Welcome back to the Runoff, the hydropower blog that’s turning April showers into May megawatt hours. Each month, we capture the region’s most important hydropower news and give you our take on it, along with some more lighthearted and interesting segments along the way.
Ink dry on Washington legislature’s dam removal study funding
At the start of the legislative session, Governor Inslee proposed a budget that included two separate $5 million lower Snake River dams replacement studies as follow-up to the Murray-Inslee process. One study on energy replacement and one on transportation solutions due to the loss of barging.
With thorough feedback, the House Appropriations committee–led by Representative Chris Corry (R-LD 15)–made notable changes to the budget language. These include the following:
- The study should be performed by a western National Laboratory.
- The study should be conducted in coordination with state and federal energy agencies, stakeholders, and utilities.
- Projected lower Snake River dam replacement resources must be incremental to the resources required to decarbonize the grid.
- The study must explore scenarios related to electricity demand, generation, land use, and grid reliability.
The final amount appropriated to these studies was lowered from $5 million to $2 million per study.

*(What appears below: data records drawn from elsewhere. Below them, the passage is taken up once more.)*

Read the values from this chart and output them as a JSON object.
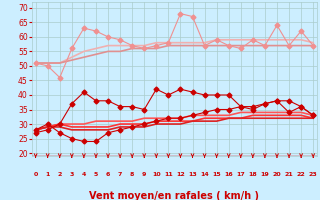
{
  "bg_color": "#cceeff",
  "grid_color": "#aacccc",
  "xlabel": "Vent moyen/en rafales ( km/h )",
  "xlabel_color": "#cc0000",
  "xlabel_fontsize": 7,
  "tick_color": "#cc0000",
  "yticks": [
    20,
    25,
    30,
    35,
    40,
    45,
    50,
    55,
    60,
    65,
    70
  ],
  "xticks": [
    0,
    1,
    2,
    3,
    4,
    5,
    6,
    7,
    8,
    9,
    10,
    11,
    12,
    13,
    14,
    15,
    16,
    17,
    18,
    19,
    20,
    21,
    22,
    23
  ],
  "ylim": [
    19,
    72
  ],
  "xlim": [
    -0.3,
    23.3
  ],
  "lines": [
    {
      "x": [
        0,
        1,
        2,
        3,
        4,
        5,
        6,
        7,
        8,
        9,
        10,
        11,
        12,
        13,
        14,
        15,
        16,
        17,
        18,
        19,
        20,
        21,
        22,
        23
      ],
      "y": [
        51,
        50,
        46,
        56,
        63,
        62,
        60,
        59,
        57,
        56,
        57,
        58,
        68,
        67,
        57,
        59,
        57,
        56,
        59,
        57,
        64,
        57,
        62,
        57
      ],
      "color": "#f09090",
      "lw": 0.8,
      "marker": "D",
      "ms": 2.5,
      "zorder": 4
    },
    {
      "x": [
        0,
        1,
        2,
        3,
        4,
        5,
        6,
        7,
        8,
        9,
        10,
        11,
        12,
        13,
        14,
        15,
        16,
        17,
        18,
        19,
        20,
        21,
        22,
        23
      ],
      "y": [
        51,
        51,
        51,
        53,
        55,
        56,
        57,
        57,
        57,
        57,
        58,
        58,
        58,
        58,
        58,
        59,
        59,
        59,
        59,
        59,
        59,
        59,
        59,
        58
      ],
      "color": "#f0b0b0",
      "lw": 1.2,
      "marker": null,
      "ms": 0,
      "zorder": 2
    },
    {
      "x": [
        0,
        1,
        2,
        3,
        4,
        5,
        6,
        7,
        8,
        9,
        10,
        11,
        12,
        13,
        14,
        15,
        16,
        17,
        18,
        19,
        20,
        21,
        22,
        23
      ],
      "y": [
        51,
        51,
        51,
        52,
        53,
        54,
        55,
        55,
        56,
        56,
        56,
        57,
        57,
        57,
        57,
        57,
        57,
        57,
        57,
        57,
        57,
        57,
        57,
        57
      ],
      "color": "#e09090",
      "lw": 1.2,
      "marker": null,
      "ms": 0,
      "zorder": 2
    },
    {
      "x": [
        0,
        1,
        2,
        3,
        4,
        5,
        6,
        7,
        8,
        9,
        10,
        11,
        12,
        13,
        14,
        15,
        16,
        17,
        18,
        19,
        20,
        21,
        22,
        23
      ],
      "y": [
        28,
        30,
        27,
        25,
        24,
        24,
        27,
        28,
        29,
        30,
        31,
        32,
        32,
        33,
        34,
        35,
        35,
        36,
        36,
        37,
        38,
        38,
        36,
        33
      ],
      "color": "#cc0000",
      "lw": 0.8,
      "marker": "D",
      "ms": 2.5,
      "zorder": 4
    },
    {
      "x": [
        0,
        1,
        2,
        3,
        4,
        5,
        6,
        7,
        8,
        9,
        10,
        11,
        12,
        13,
        14,
        15,
        16,
        17,
        18,
        19,
        20,
        21,
        22,
        23
      ],
      "y": [
        27,
        28,
        30,
        37,
        41,
        38,
        38,
        36,
        36,
        35,
        42,
        40,
        42,
        41,
        40,
        40,
        40,
        36,
        35,
        37,
        38,
        34,
        36,
        33
      ],
      "color": "#cc0000",
      "lw": 0.8,
      "marker": "D",
      "ms": 2.5,
      "zorder": 4
    },
    {
      "x": [
        0,
        1,
        2,
        3,
        4,
        5,
        6,
        7,
        8,
        9,
        10,
        11,
        12,
        13,
        14,
        15,
        16,
        17,
        18,
        19,
        20,
        21,
        22,
        23
      ],
      "y": [
        28,
        29,
        30,
        30,
        30,
        31,
        31,
        31,
        31,
        32,
        32,
        32,
        32,
        33,
        33,
        33,
        33,
        34,
        34,
        34,
        34,
        34,
        34,
        33
      ],
      "color": "#ff5555",
      "lw": 1.2,
      "marker": null,
      "ms": 0,
      "zorder": 2
    },
    {
      "x": [
        0,
        1,
        2,
        3,
        4,
        5,
        6,
        7,
        8,
        9,
        10,
        11,
        12,
        13,
        14,
        15,
        16,
        17,
        18,
        19,
        20,
        21,
        22,
        23
      ],
      "y": [
        28,
        29,
        30,
        29,
        29,
        29,
        29,
        30,
        30,
        30,
        31,
        31,
        31,
        31,
        32,
        32,
        32,
        32,
        33,
        33,
        33,
        33,
        33,
        32
      ],
      "color": "#ff3333",
      "lw": 1.2,
      "marker": null,
      "ms": 0,
      "zorder": 2
    },
    {
      "x": [
        0,
        1,
        2,
        3,
        4,
        5,
        6,
        7,
        8,
        9,
        10,
        11,
        12,
        13,
        14,
        15,
        16,
        17,
        18,
        19,
        20,
        21,
        22,
        23
      ],
      "y": [
        28,
        29,
        29,
        28,
        28,
        28,
        28,
        29,
        29,
        29,
        30,
        30,
        30,
        31,
        31,
        31,
        32,
        32,
        32,
        32,
        32,
        32,
        32,
        32
      ],
      "color": "#dd2222",
      "lw": 1.2,
      "marker": null,
      "ms": 0,
      "zorder": 2
    }
  ],
  "arrow_color": "#cc0000"
}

- YOUR voice was heard loud and clear, and the changes made mean these studies are more likely to be conducted in a manner that relies on science and data as opposed to politics. As is the case with previous studies on removal of the lower Snake River dams, we expect that their value to society will be further bolstered.

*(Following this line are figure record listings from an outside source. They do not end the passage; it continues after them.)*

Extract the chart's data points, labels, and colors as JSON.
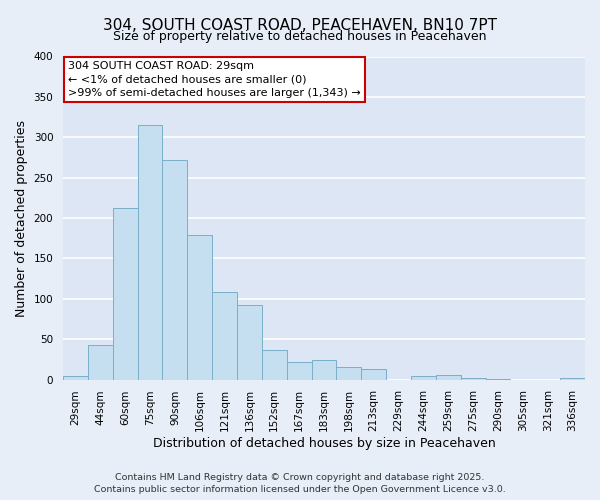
{
  "title": "304, SOUTH COAST ROAD, PEACEHAVEN, BN10 7PT",
  "subtitle": "Size of property relative to detached houses in Peacehaven",
  "xlabel": "Distribution of detached houses by size in Peacehaven",
  "ylabel": "Number of detached properties",
  "bar_labels": [
    "29sqm",
    "44sqm",
    "60sqm",
    "75sqm",
    "90sqm",
    "106sqm",
    "121sqm",
    "136sqm",
    "152sqm",
    "167sqm",
    "183sqm",
    "198sqm",
    "213sqm",
    "229sqm",
    "244sqm",
    "259sqm",
    "275sqm",
    "290sqm",
    "305sqm",
    "321sqm",
    "336sqm"
  ],
  "bar_values": [
    5,
    43,
    212,
    315,
    272,
    179,
    109,
    92,
    37,
    22,
    24,
    16,
    13,
    0,
    5,
    6,
    2,
    1,
    0,
    0,
    2
  ],
  "bar_color": "#c5dff0",
  "bar_edge_color": "#7aafc8",
  "ylim": [
    0,
    400
  ],
  "yticks": [
    0,
    50,
    100,
    150,
    200,
    250,
    300,
    350,
    400
  ],
  "annotation_line1": "304 SOUTH COAST ROAD: 29sqm",
  "annotation_line2": "← <1% of detached houses are smaller (0)",
  "annotation_line3": ">99% of semi-detached houses are larger (1,343) →",
  "annotation_box_color": "#ffffff",
  "annotation_box_edge_color": "#cc0000",
  "bg_color": "#e8eef8",
  "plot_bg_color": "#dde6f4",
  "footer_line1": "Contains HM Land Registry data © Crown copyright and database right 2025.",
  "footer_line2": "Contains public sector information licensed under the Open Government Licence v3.0.",
  "grid_color": "#ffffff",
  "title_fontsize": 11,
  "subtitle_fontsize": 9,
  "xlabel_fontsize": 9,
  "ylabel_fontsize": 9,
  "tick_fontsize": 7.5,
  "annot_fontsize": 8,
  "footer_fontsize": 6.8
}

- Together, we’re making a difference for Northwest hydropower. If you haven’t already, sign up today to protect hydropower and join our fight!
Montana passes resolution to oppose breaching lower Snake River dams
- As you may have heard in our previous edition of Runoff, resolution SJ10 was being considered by Montana’s legislature. With broad bipartisan support, the legislature passed SJ10 and affirmed Montana’s support for retaining the lower Snake River dams.

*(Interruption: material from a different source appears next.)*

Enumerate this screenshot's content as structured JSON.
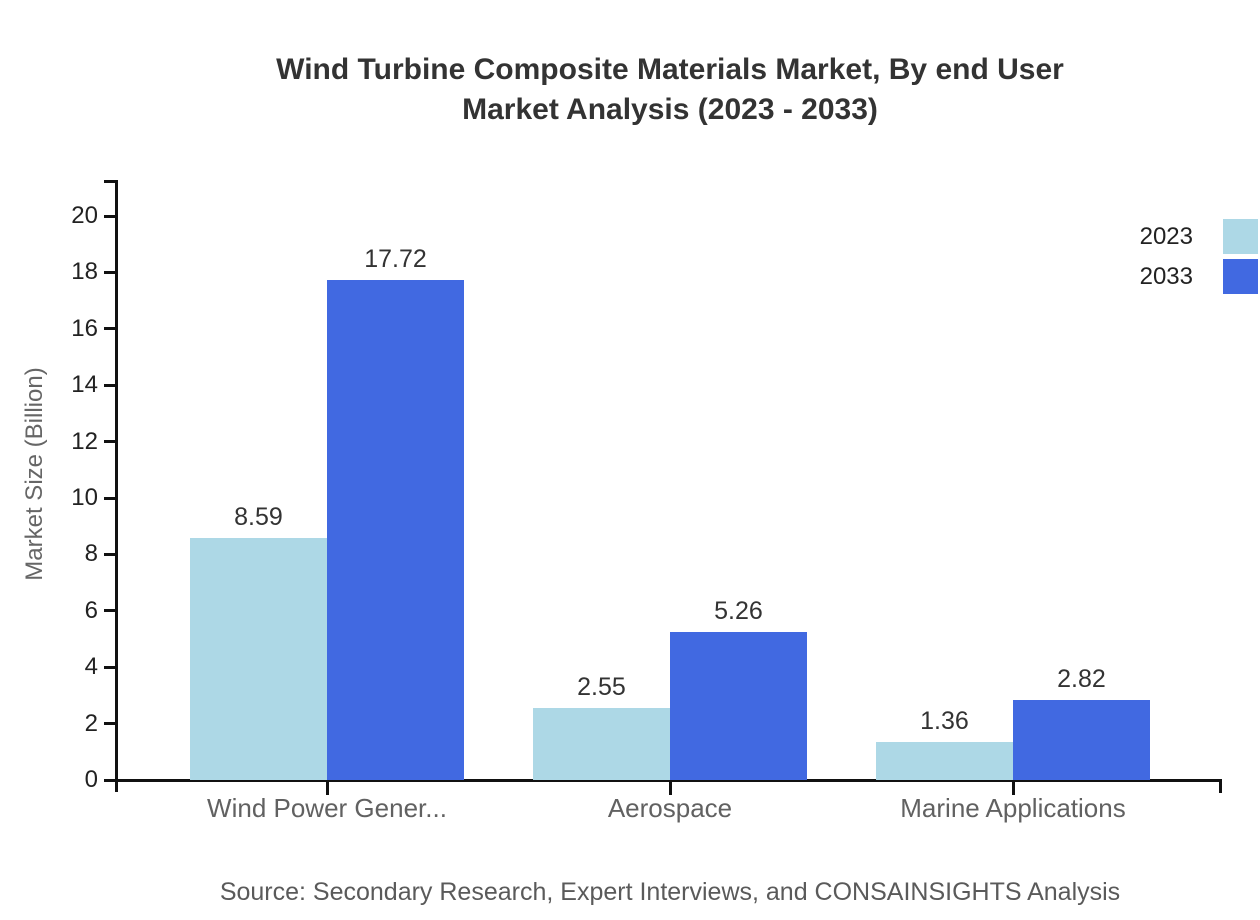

- This makes Montana the first state to officially take a public stance in support of these valuable hydropower assets.
- Once again, YOU–alongside Flathead Electric Cooperative, Montana’s largest electric co-op, and the Montana Electric Cooperatives Association–made a major difference here. SJ10 represents a landmark moment in protecting Northwest hydropower and our access to affordable, carbon-free energy.
RiverPartners DC Fly-In
- Our members shared stories about the importance of hydropower and salmon. They also emphasized the role of the lower Snake River dams in achieving the region’s clean energy future.
- Our commitment to salmon and steelhead recovery across the region was recognized.
- We heard strong bipartisan support for hydropower and for preserving the lower Snake River dams.